Menderes ve Pargalı İbrahim
Tamamı için http://www.sabah.com.tr/Yazarlar/barlas/2013/02/02/yasamak-ve-olmek-uzerine-cesitlemeler
Yorum:
Yaşamla ölüm arasında
Kuran ölü ve diri kavramlarını o kadar iç içe anlatır ki insanın, birinin diğerinin sonu olduğunu kabullenmesi güçleşir. Hayata anlam katan; ölümün var olması, hayatı nihayetlendirmesi ve yaşanılır kılmasıdır. Kimsenin sahiplenmemesinden olsa gerek her ölüm anidir, her ölüm zamansızdır. Daha erkendir, yaşanılacak, yapılacak daha çok şey vardır. Her zaman vardır…
Pişmanlıklar, keşkeler ve bir fırsat daha talepleri, tıpkı Kuran’da dendiği gibi.
Asla geri döndürülmeyeceğiz o yüzden yapabileceğimiz kadar salih amel yapalım, kulluk bilincini hiç kaybetmeyelim, ölümü aklımızdan hiç çıkarmayalım, her an bekleyelim…

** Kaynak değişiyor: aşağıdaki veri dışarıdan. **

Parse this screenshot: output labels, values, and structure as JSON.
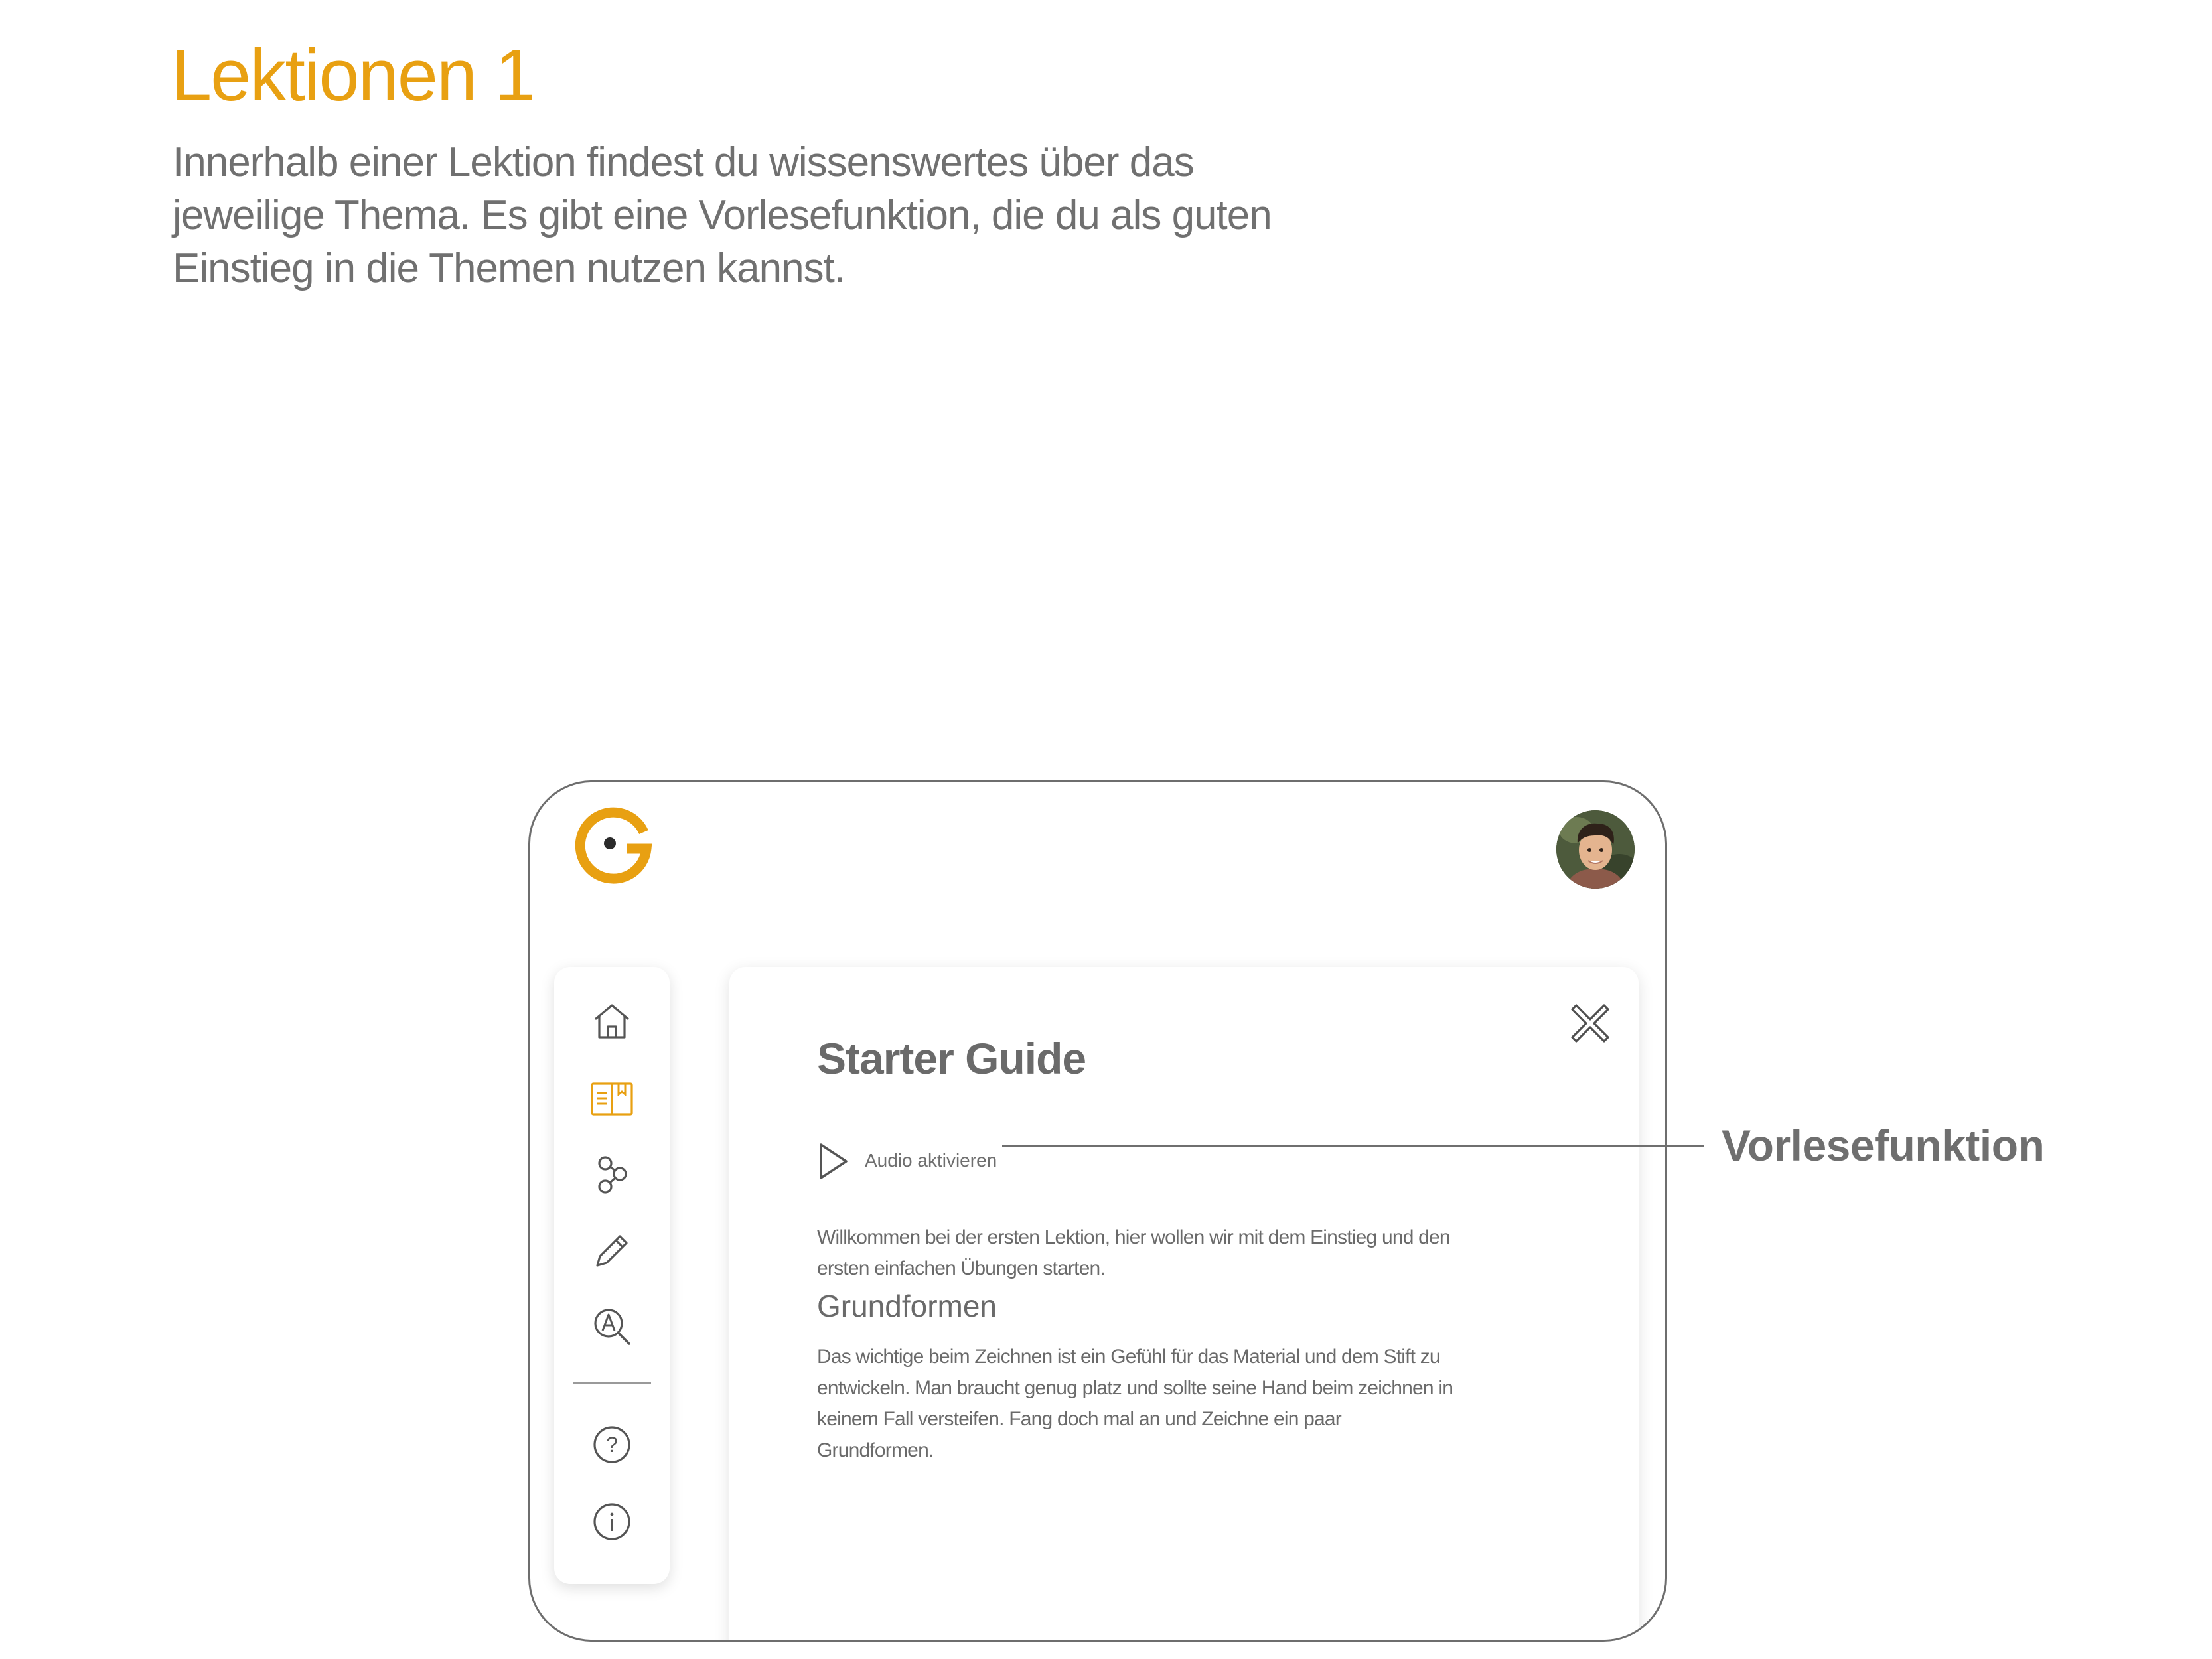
{
  "page": {
    "heading": "Lektionen 1",
    "intro": "Innerhalb einer Lektion findest du wissenswertes über das jeweilige Thema. Es gibt eine Vorlesefunktion, die du als guten Einstieg in die Themen nutzen kannst.",
    "callout_label": "Vorlesefunktion"
  },
  "colors": {
    "accent": "#e8a012",
    "text": "#6a6a6a",
    "frame": "#6e6e6e"
  },
  "app": {
    "logo_icon": "brand-logo-g",
    "avatar_icon": "user-avatar-photo",
    "sidebar": {
      "items": [
        {
          "icon": "home-icon",
          "active": false
        },
        {
          "icon": "lessons-book-icon",
          "active": true
        },
        {
          "icon": "exercises-circles-icon",
          "active": false
        },
        {
          "icon": "pencil-icon",
          "active": false
        },
        {
          "icon": "search-glossary-icon",
          "active": false
        }
      ],
      "bottom_items": [
        {
          "icon": "help-question-icon"
        },
        {
          "icon": "info-icon"
        }
      ]
    },
    "lesson": {
      "title": "Starter Guide",
      "audio_label": "Audio aktivieren",
      "intro_text": "Willkommen bei der ersten Lektion, hier wollen wir mit dem Einstieg und den ersten einfachen Übungen starten.",
      "section_title": "Grundformen",
      "section_text": "Das wichtige beim Zeichnen ist ein Gefühl für das Material und dem Stift zu entwickeln. Man braucht genug platz und sollte seine Hand beim zeichnen in keinem Fall versteifen. Fang doch mal an und Zeichne ein paar Grundformen."
    }
  }
}
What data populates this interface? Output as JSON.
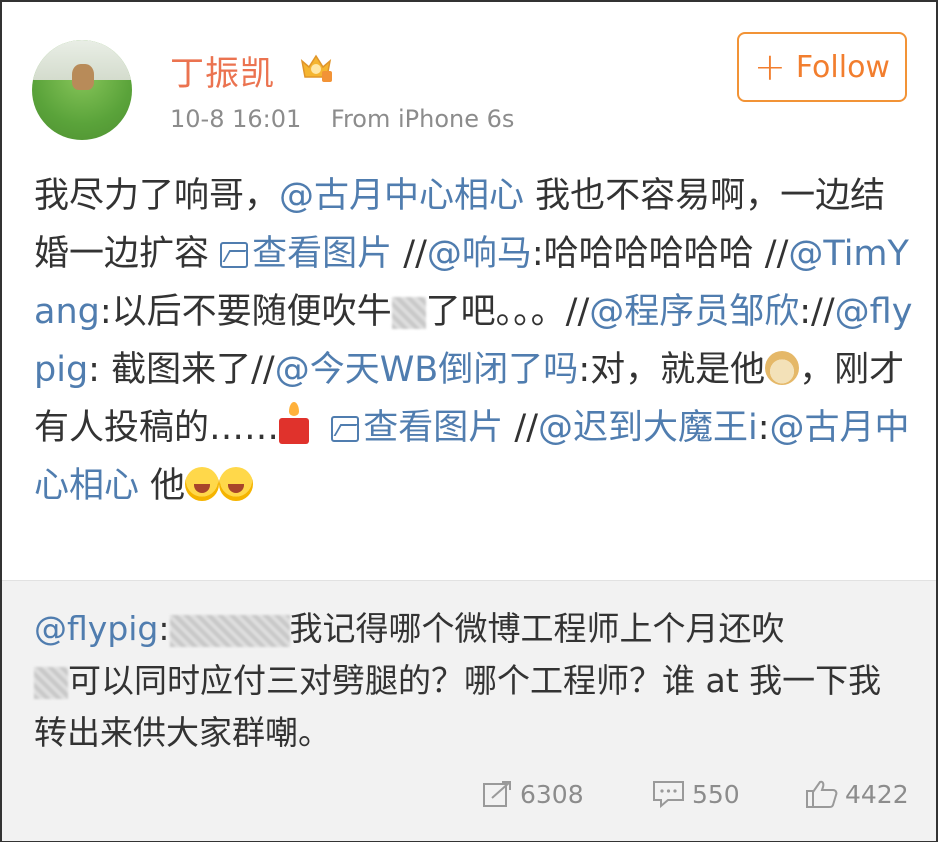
{
  "header": {
    "username": "丁振凯",
    "time": "10-8 16:01",
    "source": "From iPhone 6s",
    "follow_label": "Follow"
  },
  "post": {
    "seg1": "我尽力了响哥，",
    "mention1": "@古月中心相心",
    "seg2": " 我也不容易啊，一边结婚一边扩容 ",
    "view_pic": "查看图片",
    "seg3": " //",
    "mention2": "@响马",
    "seg4": ":哈哈哈哈哈哈 //",
    "mention3": "@TimYang",
    "seg5": ":以后不要随便吹牛",
    "seg6": "了吧。。。//",
    "mention4": "@程序员邹欣",
    "seg7": "://",
    "mention5": "@flypig",
    "seg8": ": 截图来了//",
    "mention6": "@今天WB倒闭了吗",
    "seg9": ":对，就是他",
    "seg10": "，刚才有人投稿的……",
    "view_pic2": "查看图片",
    "seg11": " //",
    "mention7": "@迟到大魔王i",
    "seg12": ":",
    "mention8": "@古月中心相心",
    "seg13": " 他"
  },
  "repost": {
    "mention": "@flypig",
    "seg1": ":",
    "seg2": "我记得哪个微博工程师上个月还吹",
    "seg3": "可以同时应付三对劈腿的？哪个工程师？谁 at 我一下我转出来供大家群嘲。"
  },
  "actions": {
    "repost_count": "6308",
    "comment_count": "550",
    "like_count": "4422"
  },
  "colors": {
    "username": "#eb7350",
    "link": "#507daf",
    "follow": "#f29336",
    "muted": "#8c8c8c"
  }
}
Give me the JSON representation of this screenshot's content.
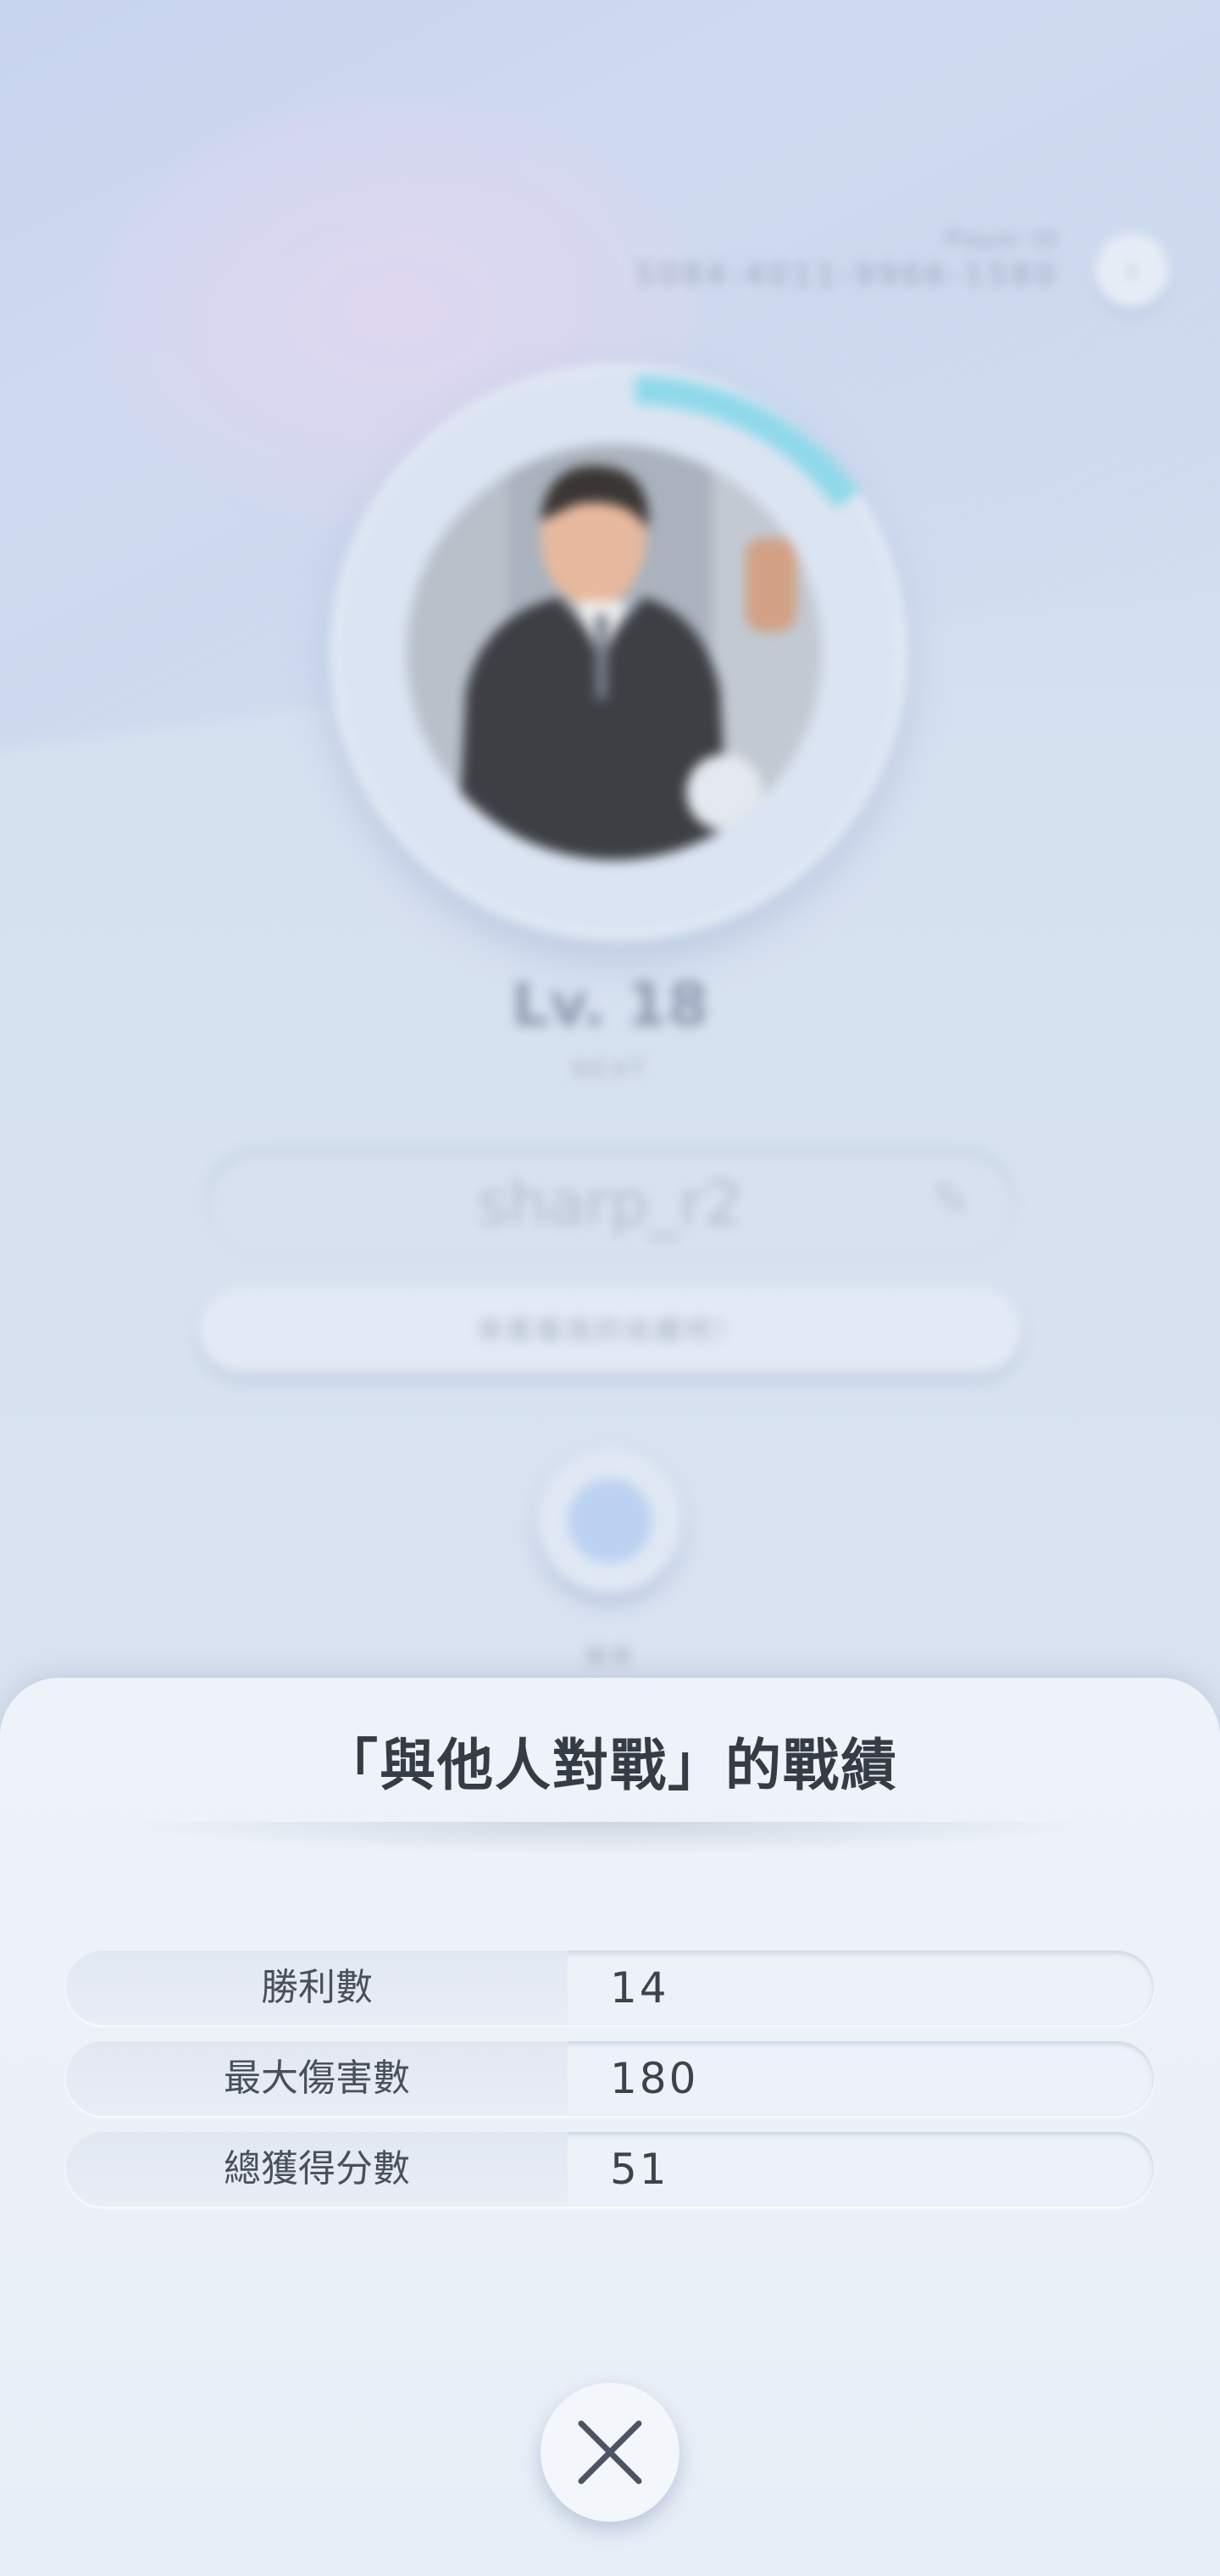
{
  "background": {
    "player_id_label": "Player ID",
    "player_id": "5084-4011-9966-1580",
    "level": "Lv. 18",
    "level_sub": "NEXT",
    "username": "sharp_r2",
    "message": "來看看我的收藏吧！",
    "badge_label": "徽章"
  },
  "modal": {
    "title": "「與他人對戰」的戰績",
    "stats": [
      {
        "label": "勝利數",
        "value": "14"
      },
      {
        "label": "最大傷害數",
        "value": "180"
      },
      {
        "label": "總獲得分數",
        "value": "51"
      }
    ]
  },
  "colors": {
    "ring_progress": "#8fd9ea",
    "sheet_bg": "#eef3f9",
    "title_text": "#363c46"
  }
}
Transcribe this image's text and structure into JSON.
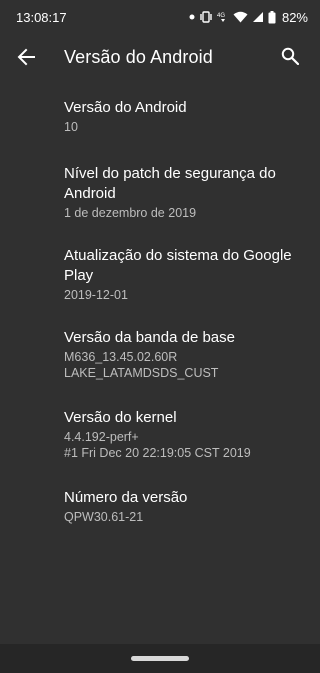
{
  "status_bar": {
    "time": "13:08:17",
    "network_label": "4G",
    "battery": "82%",
    "icons": [
      "notification-dot-icon",
      "vibrate-icon",
      "lte-signal-icon",
      "wifi-icon",
      "cell-signal-icon",
      "battery-icon"
    ]
  },
  "toolbar": {
    "title": "Versão do Android",
    "back_icon": "arrow-back-icon",
    "search_icon": "search-icon"
  },
  "items": [
    {
      "title": "Versão do Android",
      "summary": "10"
    },
    {
      "title": "Nível do patch de segurança do\nAndroid",
      "summary": "1 de dezembro de 2019"
    },
    {
      "title": "Atualização do sistema do Google\nPlay",
      "summary": "2019-12-01"
    },
    {
      "title": "Versão da banda de base",
      "summary": "M636_13.45.02.60R\nLAKE_LATAMDSDS_CUST"
    },
    {
      "title": "Versão do kernel",
      "summary": "4.4.192-perf+\n#1 Fri Dec 20 22:19:05 CST 2019"
    },
    {
      "title": "Número da versão",
      "summary": "QPW30.61-21"
    }
  ],
  "colors": {
    "background": "#303030",
    "text_primary": "#ffffff",
    "text_secondary": "#bdbdbd",
    "nav_bar": "#262626"
  }
}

Maalesef hiç de böyle olmuyor. Ölüm unutuluyor. Dilde hatırlansa bile amele yansımıyor. Sürekli bir dürtü olması gerekiyor. Herkes çevresinden birileri, yakınları ölünce asıl o zaman ölümü anlıyor. Oysa bize gerekli olan böyle hatırlatmalar değildir. Ölümü, ondan da önemlisi ahret hayatını sürekli düşünmemizi sağlayacak Kuran’ı dilimizden ve elimizden hiç düşürmememiz gerekiyor. O’nu zikrin ötesine, hayatın içine, ta temellerine kadar alalım ki eksikliği hayatımızı sarssın, yokluğu depremimiz olsun, vazgeçilmezimiz olsun. Bu büyük mucizeye tanık olup da onu raflara terk etmenin hesabını vermekten Allah bizleri korusun. Hala yaşıyorken, ölüm bizi gelip bulmamışken, yaşayan ölüler olmamak için Adil Düzen yoluna koyulalım ve Rabbimin ayaklarımızı o yolda sağlam ve daim kılması için çalışarak dua edelim.
إِنَّا لِلَّهِ وَإِنَّا إِلَيْهِ رَاجِعُونَ (Muhakkak ki Allah’a aidiz ve ancak O’na döneceğiz.)